Shelagh Wakely was part of the alchemy of the British Sculpture Movement of the 1980s, with fellow artists Richard Deacon, Shirazeh Houshiary, Barry Flanagan and Anish Kapoor, amongst others. With a prolific career spanning more than four decades, Wakely produced an impressive body of work comprising sculpture, installation, drawings, prints and video. A pioneer of installation art, her artworks are illusionary plays on perception that disturb patterns of thinking and seeing and are characterised by tender marks, ghost-like and evanescent, made with a variety of media: from clay to wire, cut silk to gilded fruit, ink on paper to canvas. Despite the diversity of her work, her oeuvre circles around a cluster of themes relating to fragility, time, aging and decay, all united by her singular interest in 'the surface' - as a shield, a barrier, a sign, a veneer. Her sensuous work was also inspired by the flamboyant and lavish decorations of Brazil, along with the work of Brazilian artist Tunga (1952-2016), with whom she collaborated in the 1990s. 

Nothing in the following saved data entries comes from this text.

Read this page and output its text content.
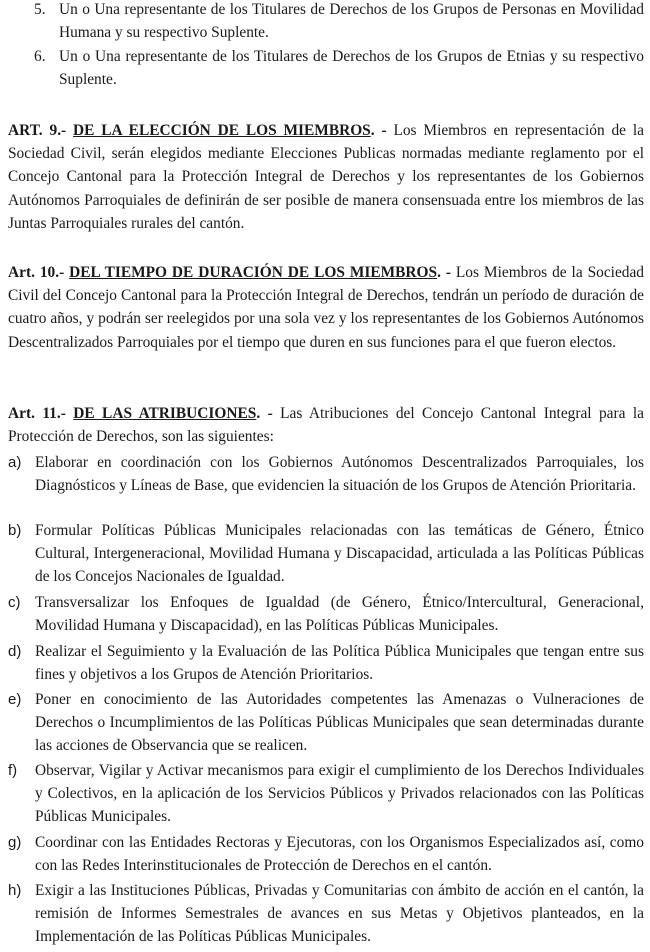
5. Un o Una representante de los Titulares de Derechos de los Grupos de Personas en Movilidad Humana y su respectivo Suplente.
6. Un o Una representante de los Titulares de Derechos de los Grupos de Etnias y su respectivo Suplente.
ART. 9.- DE LA ELECCIÓN DE LOS MIEMBROS. - Los Miembros en representación de la Sociedad Civil, serán elegidos mediante Elecciones Publicas normadas mediante reglamento por el Concejo Cantonal para la Protección Integral de Derechos y los representantes de los Gobiernos Autónomos Parroquiales de definirán de ser posible de manera consensuada entre los miembros de las Juntas Parroquiales rurales del cantón.
Art. 10.- DEL TIEMPO DE DURACIÓN DE LOS MIEMBROS. - Los Miembros de la Sociedad Civil del Concejo Cantonal para la Protección Integral de Derechos, tendrán un período de duración de cuatro años, y podrán ser reelegidos por una sola vez y los representantes de los Gobiernos Autónomos Descentralizados Parroquiales por el tiempo que duren en sus funciones para el que fueron electos.
Art. 11.- DE LAS ATRIBUCIONES. - Las Atribuciones del Concejo Cantonal Integral para la Protección de Derechos, son las siguientes:
a) Elaborar en coordinación con los Gobiernos Autónomos Descentralizados Parroquiales, los Diagnósticos y Líneas de Base, que evidencien la situación de los Grupos de Atención Prioritaria.
b) Formular Políticas Públicas Municipales relacionadas con las temáticas de Género, Étnico Cultural, Intergeneracional, Movilidad Humana y Discapacidad, articulada a las Políticas Públicas de los Concejos Nacionales de Igualdad.
c) Transversalizar los Enfoques de Igualdad (de Género, Étnico/Intercultural, Generacional, Movilidad Humana y Discapacidad), en las Políticas Públicas Municipales.
d) Realizar el Seguimiento y la Evaluación de las Política Pública Municipales que tengan entre sus fines y objetivos a los Grupos de Atención Prioritarios.
e) Poner en conocimiento de las Autoridades competentes las Amenazas o Vulneraciones de Derechos o Incumplimientos de las Políticas Públicas Municipales que sean determinadas durante las acciones de Observancia que se realicen.
f)	Observar, Vigilar y Activar mecanismos para exigir el cumplimiento de los Derechos Individuales y Colectivos, en la aplicación de los Servicios Públicos y Privados relacionados con las Políticas Públicas Municipales.
g) Coordinar con las Entidades Rectoras y Ejecutoras, con los Organismos Especializados así, como con las Redes Interinstitucionales de Protección de Derechos en el cantón.
h) Exigir a las Instituciones Públicas, Privadas y Comunitarias con ámbito de acción en el cantón, la remisión de Informes Semestrales de avances en sus Metas y Objetivos planteados, en la Implementación de las Políticas Públicas Municipales.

Wakely was born in a small village in England and spent much of her youth in Kenya surrounded by ecologists and natural scientists. After a spell as a research agronomist, she turned to the arts, studying painting and screen-printing at the Chelsea College of Art (1958-1962). Wakely worked as a textile and clothing designer in the 1960s but a research fellowship at the Royal College of Art (1968-1971) led her to sculpture. Early exhibitions were held at the Serpentine Gallery, London, UK (1977); Institute of Contemporary Art, London, UK (1979); The John Hansard Gallery, Southampton, UK (1982); and The Showroom, London, UK (1989). Her work was posthumously featured in a solo exhibition 'A View from a Window' at Camden Arts Centre, London in 2014 and was included in Manchester Art Gallery's group exhibition 'Speech Acts: Reflections-Imagination-Repetition' in 2018; in 'Psychic Wounds: On Art and Trauma' at The Warehouse, Dallas, in 2020-2021; as well as recenlty in 'A Very Special Place: Ikon in the 1990s' at the Ikon Gallery, Birmingham, until 30 August 2021.


Later in her career, she worked on numerous outdoor installations, including Rainsquare at South London Gallery (1994) and other public commissions for the Royal Albert Hall, London, UK (2001);  Marunouchi Building, Tokyo, Japan (2002); Beckenham Beacon Hospital, Kent, UK (2009); and Nottingham University Hospital City Campus, Nottingham, UK (2010).